Is Intel Stock a Buy, According to Analysts?

On TipRanks, INTC comes in as a Hold based on one Buy, 26 Holds, and five Sell ratings assigned by analysts in the past three months. The average Intel stock price target of $27.32 implies 33% upside potential.

If you’re wondering which analyst you should follow if you want to buy and sell INTC stock, the most profitable analyst covering the stock (over a one-year timeframe) is Toshiya Hari of Goldman Sachs (GS), with an average return of about 12% per rating and a 68% success rate.

See more INTC analyst ratings

Conclusion: Should You Consider Intel Stock?

Intel’s CEO admitted that the company’s “Q2 financial performance was disappointing.” However, with deep disappointment comes unusually low investor sentiment. That’s a condition you’re more likely to see at the bottom, rather than at the top of a stock price cycle.
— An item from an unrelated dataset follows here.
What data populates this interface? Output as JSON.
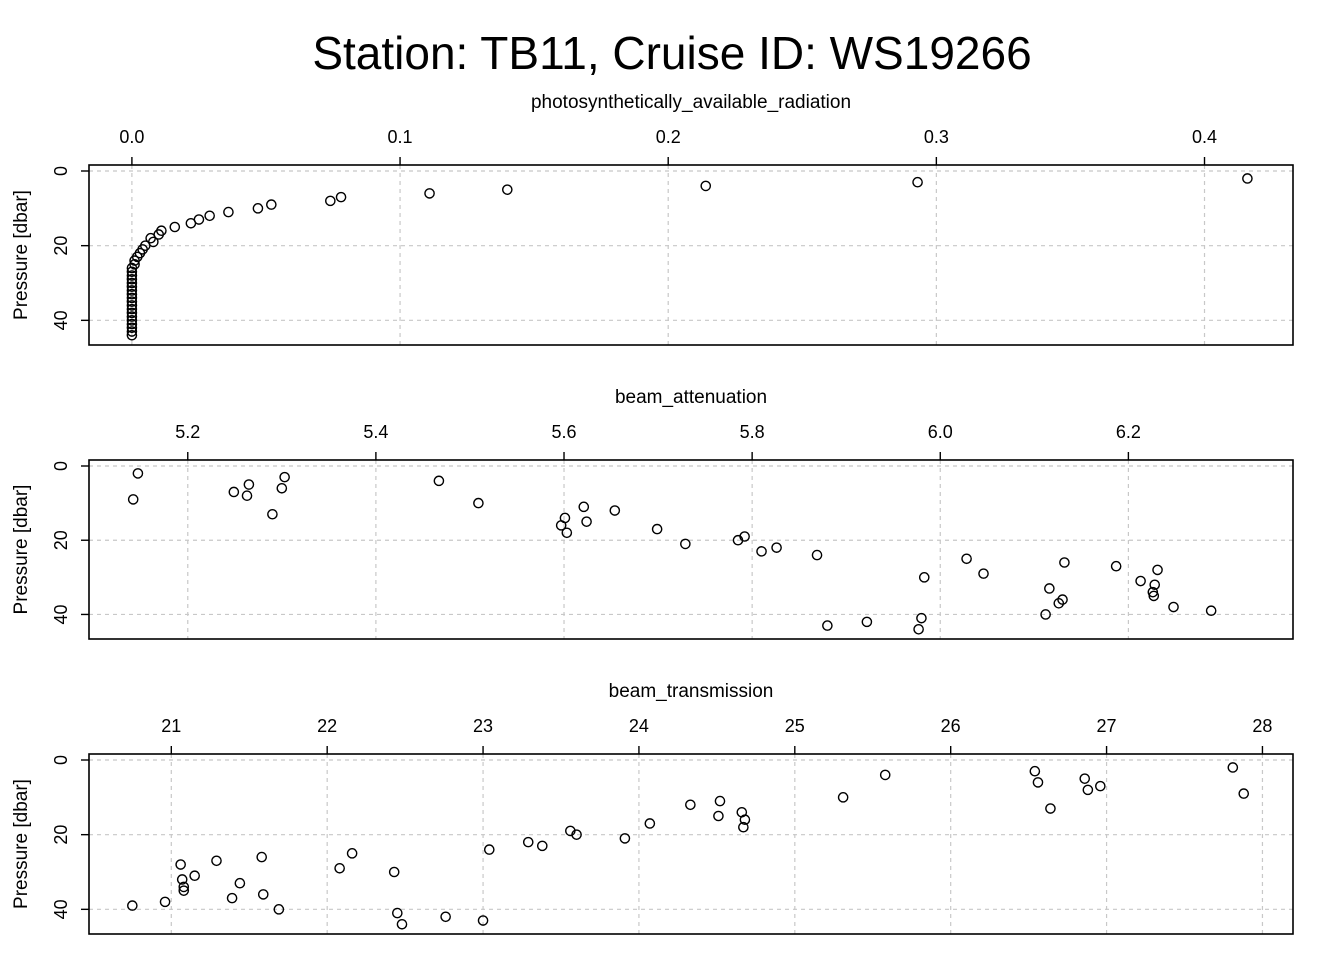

Meanwhile, Intel is taking measures to shore up its capital with an eye toward building chip fabrication factories. Eventually, Intel will be only one of the two gigantic companies manufacturing chips from scratch in-house, as opposed to outsourcing the manufacturing process. Consequently, as a dyed-in-the-wool contrarian who likes to look for the bright side when other traders are ultra-pessimistic, I would consider purchasing INTC stock now.